Exploits and Adventures of Brigadier Gerard

by Arthur Conan Doyle, 18 stories written sometime before 1930 when Sir Arthur Conan Doyle died

Appealing, warm-hearted book by the author of Sherlock Holmes. The main character is Etienne Gerard of Napoleon’s army from 1807 to 1821. He loves his Emperor and will do anything for him. There are 18 adventurous tales. They involve secret missions, romances, daring escapes, journeys and battles. He is small but handsome, cocky, proud, loyal, not too bright, but an excellent horseman and swordsman. The adventures take you all over Europe during the Napoleonic Wars. This book was a book-a-day recommendation. Here is what they said:

From the Creator of Sherlock Homes

After he’d killed off Sherlock Holmes at Reichenbach Falls, Arthur Conan Doyle turned to what he considered his true metier: historical fiction.
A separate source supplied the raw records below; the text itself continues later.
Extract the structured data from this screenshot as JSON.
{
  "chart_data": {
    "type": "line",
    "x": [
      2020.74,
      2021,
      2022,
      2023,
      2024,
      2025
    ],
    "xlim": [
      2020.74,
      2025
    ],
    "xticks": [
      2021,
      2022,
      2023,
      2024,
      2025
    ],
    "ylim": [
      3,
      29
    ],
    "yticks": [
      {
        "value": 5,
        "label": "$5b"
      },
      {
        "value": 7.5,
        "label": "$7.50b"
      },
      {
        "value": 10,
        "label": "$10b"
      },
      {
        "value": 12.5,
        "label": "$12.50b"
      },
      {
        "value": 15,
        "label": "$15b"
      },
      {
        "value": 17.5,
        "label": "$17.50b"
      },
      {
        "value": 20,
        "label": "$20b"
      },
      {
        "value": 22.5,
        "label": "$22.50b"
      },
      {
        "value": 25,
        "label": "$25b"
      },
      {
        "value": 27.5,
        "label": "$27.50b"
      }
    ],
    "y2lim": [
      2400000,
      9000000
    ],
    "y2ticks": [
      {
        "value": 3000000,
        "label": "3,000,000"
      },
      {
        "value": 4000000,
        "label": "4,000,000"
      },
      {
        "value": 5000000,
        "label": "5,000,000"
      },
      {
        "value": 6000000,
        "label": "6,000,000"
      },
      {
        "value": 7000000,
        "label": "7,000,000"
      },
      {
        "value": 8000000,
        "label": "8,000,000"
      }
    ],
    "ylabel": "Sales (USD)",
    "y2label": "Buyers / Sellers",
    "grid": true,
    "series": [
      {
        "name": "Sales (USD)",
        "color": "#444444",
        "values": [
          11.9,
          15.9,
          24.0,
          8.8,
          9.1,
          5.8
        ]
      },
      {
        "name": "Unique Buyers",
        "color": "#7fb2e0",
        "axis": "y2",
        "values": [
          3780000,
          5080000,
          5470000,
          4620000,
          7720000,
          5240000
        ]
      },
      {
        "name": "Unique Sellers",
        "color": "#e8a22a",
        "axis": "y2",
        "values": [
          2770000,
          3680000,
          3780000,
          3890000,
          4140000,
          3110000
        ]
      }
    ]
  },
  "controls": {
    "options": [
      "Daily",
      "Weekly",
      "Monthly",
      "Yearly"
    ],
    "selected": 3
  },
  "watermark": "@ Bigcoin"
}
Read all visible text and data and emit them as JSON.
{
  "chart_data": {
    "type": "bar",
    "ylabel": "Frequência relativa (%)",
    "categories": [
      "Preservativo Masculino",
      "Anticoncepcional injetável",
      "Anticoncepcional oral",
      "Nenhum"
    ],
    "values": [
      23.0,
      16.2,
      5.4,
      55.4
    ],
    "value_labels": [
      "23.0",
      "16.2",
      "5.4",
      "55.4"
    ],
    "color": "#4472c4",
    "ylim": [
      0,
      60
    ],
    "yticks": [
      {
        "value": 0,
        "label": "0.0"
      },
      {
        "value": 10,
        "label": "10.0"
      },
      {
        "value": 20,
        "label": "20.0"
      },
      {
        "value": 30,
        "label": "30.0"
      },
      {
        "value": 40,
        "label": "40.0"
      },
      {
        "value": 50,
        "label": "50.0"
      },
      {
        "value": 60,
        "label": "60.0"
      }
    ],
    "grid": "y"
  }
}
The most enchanting of his efforts in this genre, and certainly the funniest, are the stories collected in The Exploits and Adventures of Brigadier Gerard. An officer in Napoleon’s army, Etienne Gerard is a fearless defender of the emperor’s honor, a master horseman, and a master swordsman–not to mention an expert cardplayer, indefatigable lover, and accomplished spy. Most important of all, he is a peerless teller of tall tales. These 19 stories display a side of Conan Doyle that few know: a side that anyone who enjoys the Sherlock Holmes stories–or who simply relishes a good yarn–would be wise to uncover.

All the writing is superb but jere are two quotes I marked from this long book:

“A French gentleman fights but he does not hate.”

“For my own part it seemed to me that with so just a cause we should have done best to ride boldly up to his door and summon him to surrender the lady. But there I was wrong. For the one thing which every Englishman fears is the law. He makes it himself, and when he has once made it it becomes a terrible tyrant before whom the bravest quails. He will smile at breaking his neck, but he will turn pale at breaking the law.”

One of his exploits is to scout enemy territory on horseback. While doing so, the enemy (the English) are about to engage in a fox hunt. He is drawn into the chase like a magnet and ends up in the lead and kills the fox with his sword. He thinks the English are cheering him on from the distance and never realizes that he has committed an almost unforgivable sin. I guess the hounds are the ones who get to kill the fox.

Arthur Conan Doyle is an incredible writer! He sets the stage for each story, and his dialogue and characters are so well-written, you feel like you are there. The settings are beautiful, and the characters are warm-hearted and endearing. This is not one of my favorites, however, because there is a lot of the humor that I miss since it involves the 1800’s and French and European history, and it is very long – 18 stories – so it got tiring after awhile. But, still, an enjoyable book!